Through these improvement strategies, our practice lowered its PCR rate by at least 10% in less than a year. The average readmission rate is now around 7.3%—significantly better than initially hoped. In addition, our overall PCR results are more stable with less variation month over month.
Looking back on the project, a few lessons stand out. First and foremost, strong leadership is essential. There are many competing priorities but making sure there is one leader who is focused on keeping the project on track and moving forward ensures the rest of the team will also make time for the initiative.
We also found that a “learn by doing” approach helps teams develop new skills as they address issues.

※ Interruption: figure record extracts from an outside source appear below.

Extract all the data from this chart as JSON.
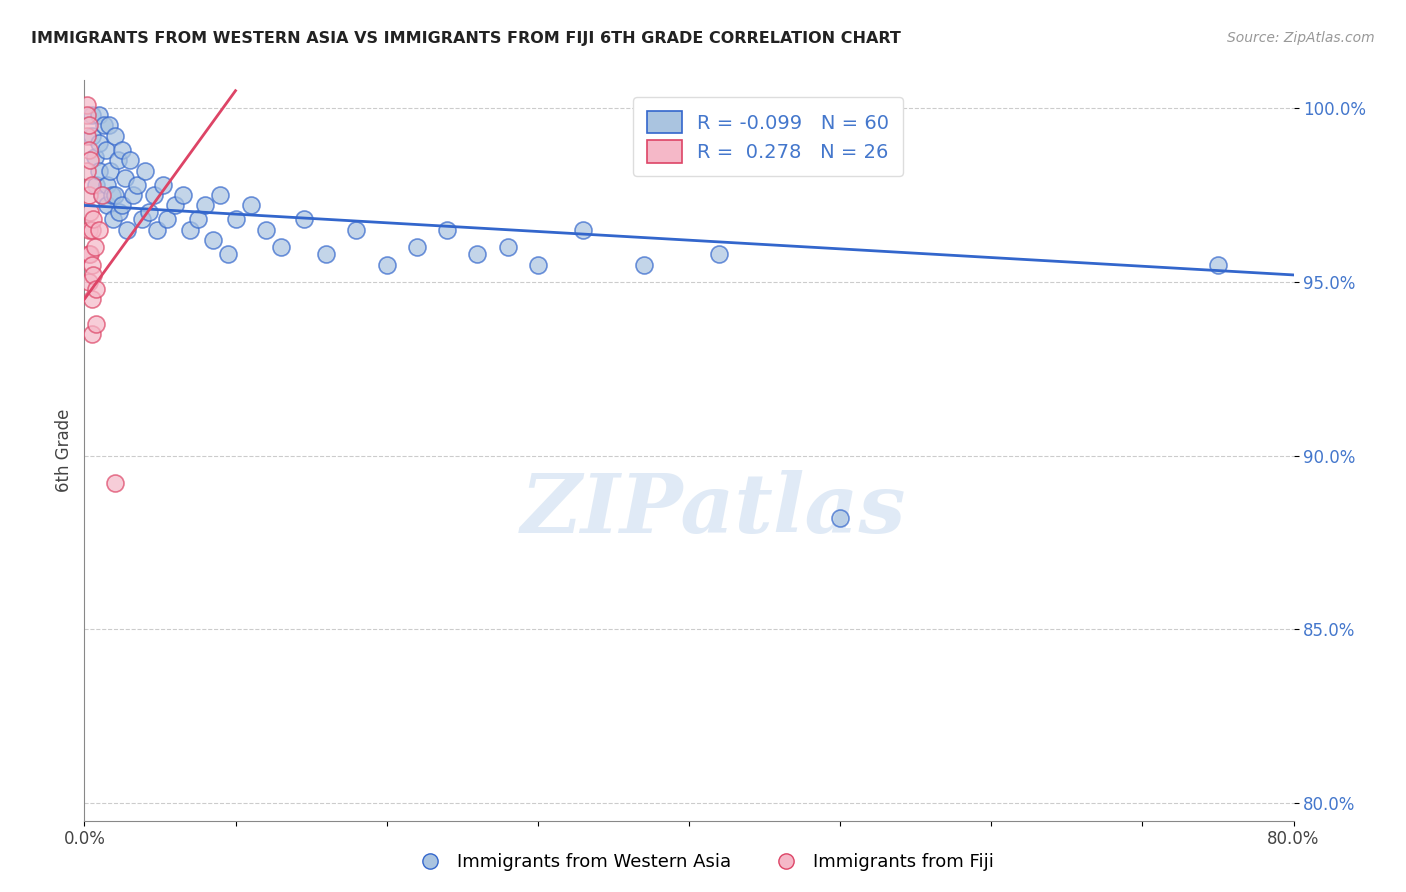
{
  "title": "IMMIGRANTS FROM WESTERN ASIA VS IMMIGRANTS FROM FIJI 6TH GRADE CORRELATION CHART",
  "source": "Source: ZipAtlas.com",
  "ylabel": "6th Grade",
  "x_min": 0.0,
  "x_max": 0.8,
  "y_min": 0.795,
  "y_max": 1.008,
  "x_ticks": [
    0.0,
    0.1,
    0.2,
    0.3,
    0.4,
    0.5,
    0.6,
    0.7,
    0.8
  ],
  "x_tick_labels": [
    "0.0%",
    "",
    "",
    "",
    "",
    "",
    "",
    "",
    "80.0%"
  ],
  "y_ticks": [
    0.8,
    0.85,
    0.9,
    0.95,
    1.0
  ],
  "y_tick_labels": [
    "80.0%",
    "85.0%",
    "90.0%",
    "95.0%",
    "100.0%"
  ],
  "blue_R": -0.099,
  "blue_N": 60,
  "pink_R": 0.278,
  "pink_N": 26,
  "blue_color": "#aac4e0",
  "pink_color": "#f5b8c8",
  "blue_line_color": "#3366cc",
  "pink_line_color": "#dd4466",
  "legend_label_blue": "Immigrants from Western Asia",
  "legend_label_pink": "Immigrants from Fiji",
  "watermark": "ZIPatlas",
  "blue_x": [
    0.005,
    0.005,
    0.007,
    0.008,
    0.01,
    0.01,
    0.01,
    0.012,
    0.013,
    0.014,
    0.015,
    0.015,
    0.016,
    0.017,
    0.018,
    0.019,
    0.02,
    0.02,
    0.022,
    0.023,
    0.025,
    0.025,
    0.027,
    0.028,
    0.03,
    0.032,
    0.035,
    0.038,
    0.04,
    0.043,
    0.046,
    0.048,
    0.052,
    0.055,
    0.06,
    0.065,
    0.07,
    0.075,
    0.08,
    0.085,
    0.09,
    0.095,
    0.1,
    0.11,
    0.12,
    0.13,
    0.145,
    0.16,
    0.18,
    0.2,
    0.22,
    0.24,
    0.26,
    0.28,
    0.3,
    0.33,
    0.37,
    0.42,
    0.5,
    0.75
  ],
  "blue_y": [
    0.998,
    0.992,
    0.986,
    0.978,
    0.998,
    0.99,
    0.982,
    0.975,
    0.995,
    0.988,
    0.978,
    0.972,
    0.995,
    0.982,
    0.975,
    0.968,
    0.992,
    0.975,
    0.985,
    0.97,
    0.988,
    0.972,
    0.98,
    0.965,
    0.985,
    0.975,
    0.978,
    0.968,
    0.982,
    0.97,
    0.975,
    0.965,
    0.978,
    0.968,
    0.972,
    0.975,
    0.965,
    0.968,
    0.972,
    0.962,
    0.975,
    0.958,
    0.968,
    0.972,
    0.965,
    0.96,
    0.968,
    0.958,
    0.965,
    0.955,
    0.96,
    0.965,
    0.958,
    0.96,
    0.955,
    0.965,
    0.955,
    0.958,
    0.882,
    0.955
  ],
  "pink_x": [
    0.002,
    0.002,
    0.002,
    0.002,
    0.003,
    0.003,
    0.003,
    0.003,
    0.003,
    0.003,
    0.004,
    0.004,
    0.004,
    0.005,
    0.005,
    0.005,
    0.005,
    0.005,
    0.006,
    0.006,
    0.007,
    0.008,
    0.008,
    0.01,
    0.012,
    0.02
  ],
  "pink_y": [
    1.001,
    0.998,
    0.992,
    0.982,
    0.995,
    0.988,
    0.975,
    0.965,
    0.958,
    0.95,
    0.985,
    0.97,
    0.958,
    0.978,
    0.965,
    0.955,
    0.945,
    0.935,
    0.968,
    0.952,
    0.96,
    0.948,
    0.938,
    0.965,
    0.975,
    0.892
  ],
  "blue_trend_x": [
    0.0,
    0.8
  ],
  "blue_trend_y": [
    0.972,
    0.952
  ],
  "pink_trend_x": [
    0.0,
    0.1
  ],
  "pink_trend_y": [
    0.945,
    1.005
  ]
}
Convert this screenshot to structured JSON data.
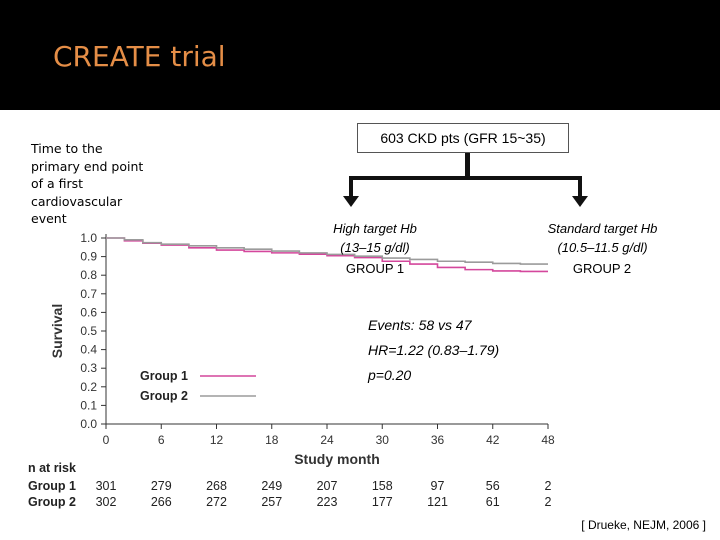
{
  "slide": {
    "title": "CREATE trial",
    "side_text": [
      "Time to the",
      "primary end point",
      "of a first",
      "cardiovascular",
      "event"
    ],
    "citation": "[ Drueke, NEJM, 2006 ]"
  },
  "diagram": {
    "top_box": "603 CKD pts (GFR 15~35)",
    "arm1_line1": "High target Hb",
    "arm1_line2": "(13–15 g/dl)",
    "arm1_group": "GROUP 1",
    "arm2_line1": "Standard target Hb",
    "arm2_line2": "(10.5–11.5 g/dl)",
    "arm2_group": "GROUP 2"
  },
  "annotations": {
    "events": "Events: 58 vs 47",
    "hr": "HR=1.22 (0.83–1.79)",
    "p": "p=0.20"
  },
  "chart_data": {
    "type": "line",
    "xlabel": "Study month",
    "ylabel": "Survival",
    "xlim": [
      0,
      48
    ],
    "ylim": [
      0.0,
      1.0
    ],
    "x_ticks": [
      "0",
      "6",
      "12",
      "18",
      "24",
      "30",
      "36",
      "42",
      "48"
    ],
    "y_ticks": [
      "0.0",
      "0.1",
      "0.2",
      "0.3",
      "0.4",
      "0.5",
      "0.6",
      "0.7",
      "0.8",
      "0.9",
      "1.0"
    ],
    "legend_position": "inside-left",
    "series": [
      {
        "name": "Group 1",
        "color": "#d4479c",
        "x": [
          0,
          2,
          4,
          6,
          9,
          12,
          15,
          18,
          21,
          24,
          27,
          30,
          33,
          36,
          39,
          42,
          45,
          48
        ],
        "y": [
          1.0,
          0.985,
          0.972,
          0.962,
          0.947,
          0.935,
          0.928,
          0.92,
          0.913,
          0.905,
          0.895,
          0.875,
          0.86,
          0.842,
          0.83,
          0.823,
          0.82,
          0.82
        ]
      },
      {
        "name": "Group 2",
        "color": "#9b9b9b",
        "x": [
          0,
          2,
          4,
          6,
          9,
          12,
          15,
          18,
          21,
          24,
          27,
          30,
          33,
          36,
          39,
          42,
          45,
          48
        ],
        "y": [
          1.0,
          0.99,
          0.975,
          0.967,
          0.958,
          0.947,
          0.94,
          0.93,
          0.92,
          0.912,
          0.902,
          0.892,
          0.885,
          0.875,
          0.87,
          0.863,
          0.86,
          0.86
        ]
      }
    ],
    "at_risk": {
      "header": "n at risk",
      "rows": [
        {
          "label": "Group 1",
          "values": [
            "301",
            "279",
            "268",
            "249",
            "207",
            "158",
            "97",
            "56",
            "2"
          ]
        },
        {
          "label": "Group 2",
          "values": [
            "302",
            "266",
            "272",
            "257",
            "223",
            "177",
            "121",
            "61",
            "2"
          ]
        }
      ]
    }
  }
}
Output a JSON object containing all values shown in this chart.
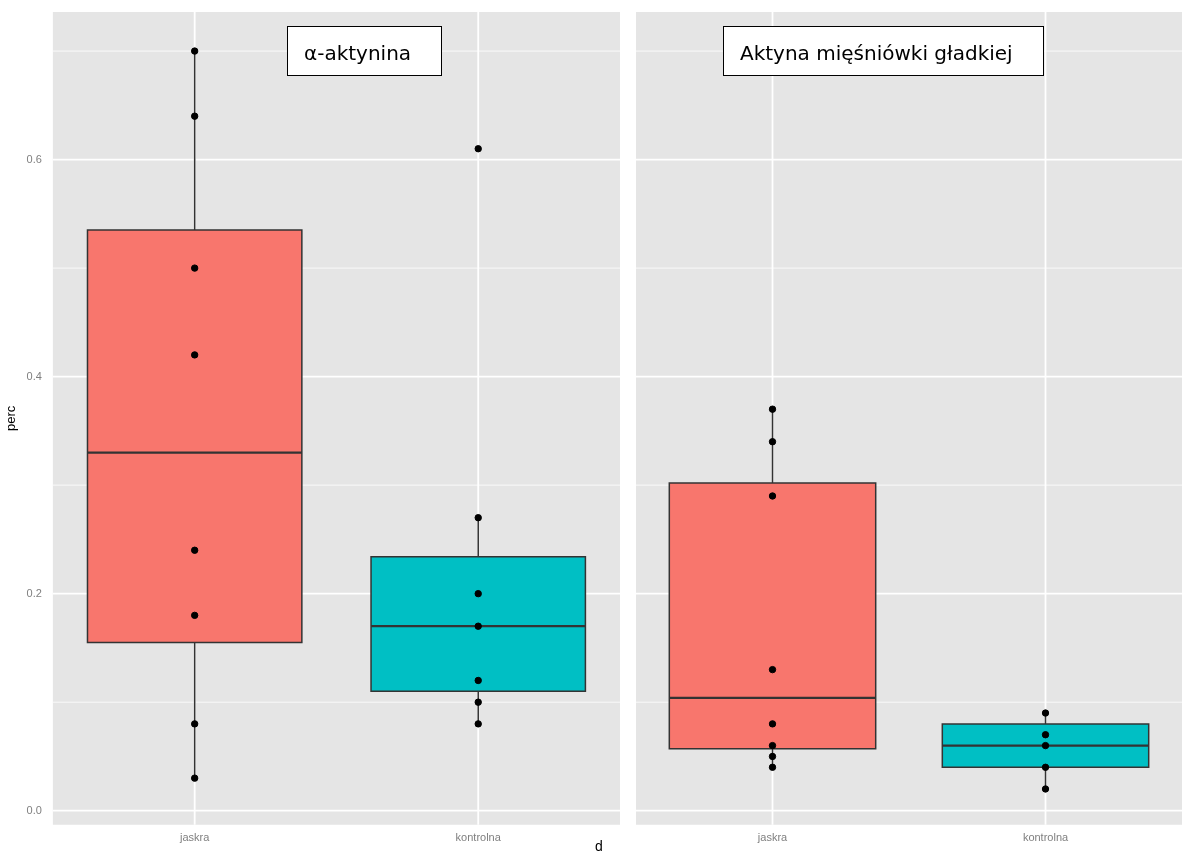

It can be intimidating to start new processes but by working with the process engineering team our internal group learned how to engage in process improvement while going through the project. Now we hope to tackle future improvement initiatives even faster.
Additionally, patient empowerment was essential to ensuring that patients receive the care they deserve. Whether it was educating patients on available community resources or providing recognition aids that help them keep track of medications or know when to follow-up, sharing tools that enable patients to manage their health was crucial to success.
Ultimately, bringing a clinical team together with process improvement experts helped us make a meaningful difference in the way we provide care to high-risk patients and meet our patient population’s needs.
Stephanie H. Garcia, M.D. is a family medicine specialist and board member of Valley Organized Physicians.